So this is my first Tuesday Review Day after a brief hiatus to finish up my English degree (Woohoo!!). Now that it’s all over and done with, I’m excited to get back to posting more regularly. For this week’s review I’ve chosen Julie Kagawa’s The Iron King. Normally I don’t go for fairies, but I figured, what the heck, and dove in.
I’ve never been a fan of the whole fairy/faery thing. I read Carrie Jones’ Need a few years ago and just couldn’t get Past book 1. Now, after reading The Iron King, my opinion has changed slightly. I almost want to say I loved it, but then I think of the things about it that kind of made me cringe and that “love” drops down to a “really liked.”
After 16 years of being a loser, “swamp girl” Meghan Chase’s world is turned upside down when she discovers that her life-long friend Robbie is none other than Robin Goodfellow, aka Puck from Shakespeare’s A Midsummer Night’s Dream, and that she is the half-faery daughter of King Oberon. After her little brother Ethan is kidnapped by evil fey and replaced with a changeling, she is forced to enter into the world known as Faeryland, or the Nevernever, to rescue him. There she discovers a world broken into kingdoms of Winter Fey and Summer Fey, led by Titania and Oberon respectively, and a land called the Iron Kingdom, which is unknown and therefore unimportant to the Winter and Summer fey. Because of this, Meghan’s mission to save her little brother turns into a much more dangerous mission than she expected, forcing her to face and attempt to defeat a very powerful king all on her own.
What I Liked:
1. The imagery was great. All of the descriptions of characters were very clear. I especially loved the way the Iron King was depicted – Bluetooth earpiece, robotic yet not. Also, the pictures painted of the different lands in the Nevernever were very detailed, and you could tell that the land of the Iron King had a lot of thought and imagination put into it. Although she probably could’ve avoided phrases like “the color of drowned infants” when describing her little brother’s changeling.

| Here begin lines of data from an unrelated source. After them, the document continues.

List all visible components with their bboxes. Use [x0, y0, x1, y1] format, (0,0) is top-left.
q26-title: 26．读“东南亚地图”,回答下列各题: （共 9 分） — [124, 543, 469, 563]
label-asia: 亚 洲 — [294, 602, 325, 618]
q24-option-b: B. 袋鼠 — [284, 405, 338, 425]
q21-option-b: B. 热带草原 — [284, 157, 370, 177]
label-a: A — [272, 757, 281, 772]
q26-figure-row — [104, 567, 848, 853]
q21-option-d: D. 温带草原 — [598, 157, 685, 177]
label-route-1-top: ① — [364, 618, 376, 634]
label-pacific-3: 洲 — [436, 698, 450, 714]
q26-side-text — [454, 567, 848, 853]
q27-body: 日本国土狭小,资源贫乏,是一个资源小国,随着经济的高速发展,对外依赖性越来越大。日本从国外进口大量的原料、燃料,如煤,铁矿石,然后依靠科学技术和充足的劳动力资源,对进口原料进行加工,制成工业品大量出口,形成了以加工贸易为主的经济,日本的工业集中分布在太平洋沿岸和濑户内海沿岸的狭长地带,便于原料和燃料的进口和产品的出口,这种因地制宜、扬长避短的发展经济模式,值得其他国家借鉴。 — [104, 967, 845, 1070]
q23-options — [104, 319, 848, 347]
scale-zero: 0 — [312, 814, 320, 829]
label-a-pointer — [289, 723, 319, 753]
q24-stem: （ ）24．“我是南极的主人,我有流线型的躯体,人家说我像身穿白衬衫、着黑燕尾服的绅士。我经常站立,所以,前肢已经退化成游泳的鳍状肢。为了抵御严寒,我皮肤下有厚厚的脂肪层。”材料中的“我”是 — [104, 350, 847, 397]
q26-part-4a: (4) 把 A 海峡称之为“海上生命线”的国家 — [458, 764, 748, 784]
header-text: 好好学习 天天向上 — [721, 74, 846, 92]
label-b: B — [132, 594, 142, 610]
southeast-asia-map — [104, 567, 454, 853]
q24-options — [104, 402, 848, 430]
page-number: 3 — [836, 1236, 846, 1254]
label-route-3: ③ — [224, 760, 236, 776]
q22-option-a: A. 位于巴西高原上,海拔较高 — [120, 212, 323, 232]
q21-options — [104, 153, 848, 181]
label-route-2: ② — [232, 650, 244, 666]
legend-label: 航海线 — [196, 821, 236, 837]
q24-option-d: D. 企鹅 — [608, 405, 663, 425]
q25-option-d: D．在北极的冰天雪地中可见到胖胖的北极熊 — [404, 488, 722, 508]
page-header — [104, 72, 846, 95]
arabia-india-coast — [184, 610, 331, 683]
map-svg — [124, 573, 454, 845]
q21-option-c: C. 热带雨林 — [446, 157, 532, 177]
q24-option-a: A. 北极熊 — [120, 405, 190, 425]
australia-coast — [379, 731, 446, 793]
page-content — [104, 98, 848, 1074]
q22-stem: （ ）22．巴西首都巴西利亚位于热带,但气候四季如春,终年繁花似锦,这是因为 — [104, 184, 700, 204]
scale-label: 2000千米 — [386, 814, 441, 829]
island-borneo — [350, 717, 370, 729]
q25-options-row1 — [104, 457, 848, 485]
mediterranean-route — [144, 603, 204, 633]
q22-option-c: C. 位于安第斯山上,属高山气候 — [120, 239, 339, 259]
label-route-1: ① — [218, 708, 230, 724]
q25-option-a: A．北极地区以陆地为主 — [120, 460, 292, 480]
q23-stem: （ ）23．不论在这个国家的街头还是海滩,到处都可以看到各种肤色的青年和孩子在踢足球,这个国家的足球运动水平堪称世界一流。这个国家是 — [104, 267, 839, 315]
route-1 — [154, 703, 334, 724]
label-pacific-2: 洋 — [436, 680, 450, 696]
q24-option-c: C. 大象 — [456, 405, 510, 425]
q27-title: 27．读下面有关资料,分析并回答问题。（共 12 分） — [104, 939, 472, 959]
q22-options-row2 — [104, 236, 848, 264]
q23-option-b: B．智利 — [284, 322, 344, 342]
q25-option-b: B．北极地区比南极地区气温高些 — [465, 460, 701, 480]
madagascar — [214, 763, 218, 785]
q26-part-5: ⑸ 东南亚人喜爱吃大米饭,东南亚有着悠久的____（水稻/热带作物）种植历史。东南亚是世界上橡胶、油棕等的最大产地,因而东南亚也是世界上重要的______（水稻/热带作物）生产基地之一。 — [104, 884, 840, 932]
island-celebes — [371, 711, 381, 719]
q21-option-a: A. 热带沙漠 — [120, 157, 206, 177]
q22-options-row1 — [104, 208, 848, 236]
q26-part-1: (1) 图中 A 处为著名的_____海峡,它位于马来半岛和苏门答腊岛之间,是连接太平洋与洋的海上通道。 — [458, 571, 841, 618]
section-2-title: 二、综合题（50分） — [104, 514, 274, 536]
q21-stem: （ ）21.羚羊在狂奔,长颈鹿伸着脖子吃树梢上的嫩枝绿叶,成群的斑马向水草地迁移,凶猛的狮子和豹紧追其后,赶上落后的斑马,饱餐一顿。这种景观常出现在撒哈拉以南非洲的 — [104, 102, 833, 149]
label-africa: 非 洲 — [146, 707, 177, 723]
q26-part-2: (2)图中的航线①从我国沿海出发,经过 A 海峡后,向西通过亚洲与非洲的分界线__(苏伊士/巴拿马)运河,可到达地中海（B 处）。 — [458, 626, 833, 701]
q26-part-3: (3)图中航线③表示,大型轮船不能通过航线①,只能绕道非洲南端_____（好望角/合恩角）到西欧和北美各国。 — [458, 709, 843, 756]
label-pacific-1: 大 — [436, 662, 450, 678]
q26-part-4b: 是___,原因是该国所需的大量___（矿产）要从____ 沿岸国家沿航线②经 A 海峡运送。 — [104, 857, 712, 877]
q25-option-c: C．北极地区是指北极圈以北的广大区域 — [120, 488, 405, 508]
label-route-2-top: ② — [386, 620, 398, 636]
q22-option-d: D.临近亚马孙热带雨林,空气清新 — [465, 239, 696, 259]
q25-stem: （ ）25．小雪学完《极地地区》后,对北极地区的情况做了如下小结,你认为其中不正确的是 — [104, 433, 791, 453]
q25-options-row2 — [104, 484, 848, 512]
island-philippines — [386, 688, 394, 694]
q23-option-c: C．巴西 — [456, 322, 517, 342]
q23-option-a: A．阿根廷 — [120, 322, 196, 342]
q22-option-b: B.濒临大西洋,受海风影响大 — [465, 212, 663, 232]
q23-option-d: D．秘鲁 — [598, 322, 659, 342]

2. Her wording and use of literary devices was interesting. “As subtle as a thunderstorm” was one metaphor I liked, and icicles commiting suicide was another good one. Puck sometimes pulled off great quips, such as “Shall we have tea first? Brew up a nice pot of kiss-my-ass?” I also found “mountains of forgotten technology” a great visual for the piles of antiquated technology Meghan found in the land of the Iron King.
3. At first I thought it was crazy that Meghan would even consider staying with the Iron King and becoming his wife. Insane. But as I thought about it a bit more, I found it very interesting. Meghan was a victim of bullying in her school. She was poor, not very pretty, and lived in the bad part of town. As she hashed things out in her mind, it made sense that she would consider one awful fate instead of another if it meant she’d actually mean something.
What I Didn’t Like:
1. The whole Midsummer Night’s Dream theme wasn’t used enough. A few of the same characters were used, and the strife between Oberon and Titania was definitely there, but it ended at that. It’s possible that the love triangle between Ash, Puck, and Meghan could be a nod to the triangle/square in the play, but it’s tough to tell. For all we know, Ms. Kagawa could’ve written a Master’s thesis on Shakespeare’s famous comedy, but that didn’t show through in this story. Because there was such little reference to the play, it almost seemed pointless to be referencing at all.
2. A lot of the book seemed unoriginal. References to Shakespeare aside, certain names – Nevernever, Faeryland, etc., just seemed like placeholders for something better than just never came to mind. Also, many aspects of the story were much like those in previously written works (think Narnia, The Labyrinth, The Hobbit, and Alice in Wonderland), making it come off less as an original adaptation and more of a cut and paste job. I do not think she stole other writers’ ideas, I just think ideas she had came off as unoriginal.
3. The foreshadowing wasn’t really foreshadowing, it was basically telling you, very loudly, that “THIS IS IMPORTANT! YOU SHOULD PAY ATTENTION!” Robbie/Puck’s incessant use of the nickname “Princess” for Meghan and her ridiculous obsession with her backpack and busted iPod were fine at first, but they got past the point of simple foreshadowing when they were repeated constantly.
My overall impression of this book was that it has a lot of potential. It ended with a great cliffhanger, so I’ll certainly be reading the second book in the series, The Iron Daughter, just to see where it goes from here. I only hope that some of the slight sloppiness of the first book in this series gets cleaned up a bit now that the story has picked up speed. It gets 3. 5 stars because there was a lot about it that I thought was great, but also quite a bit that made me facepalm a bit.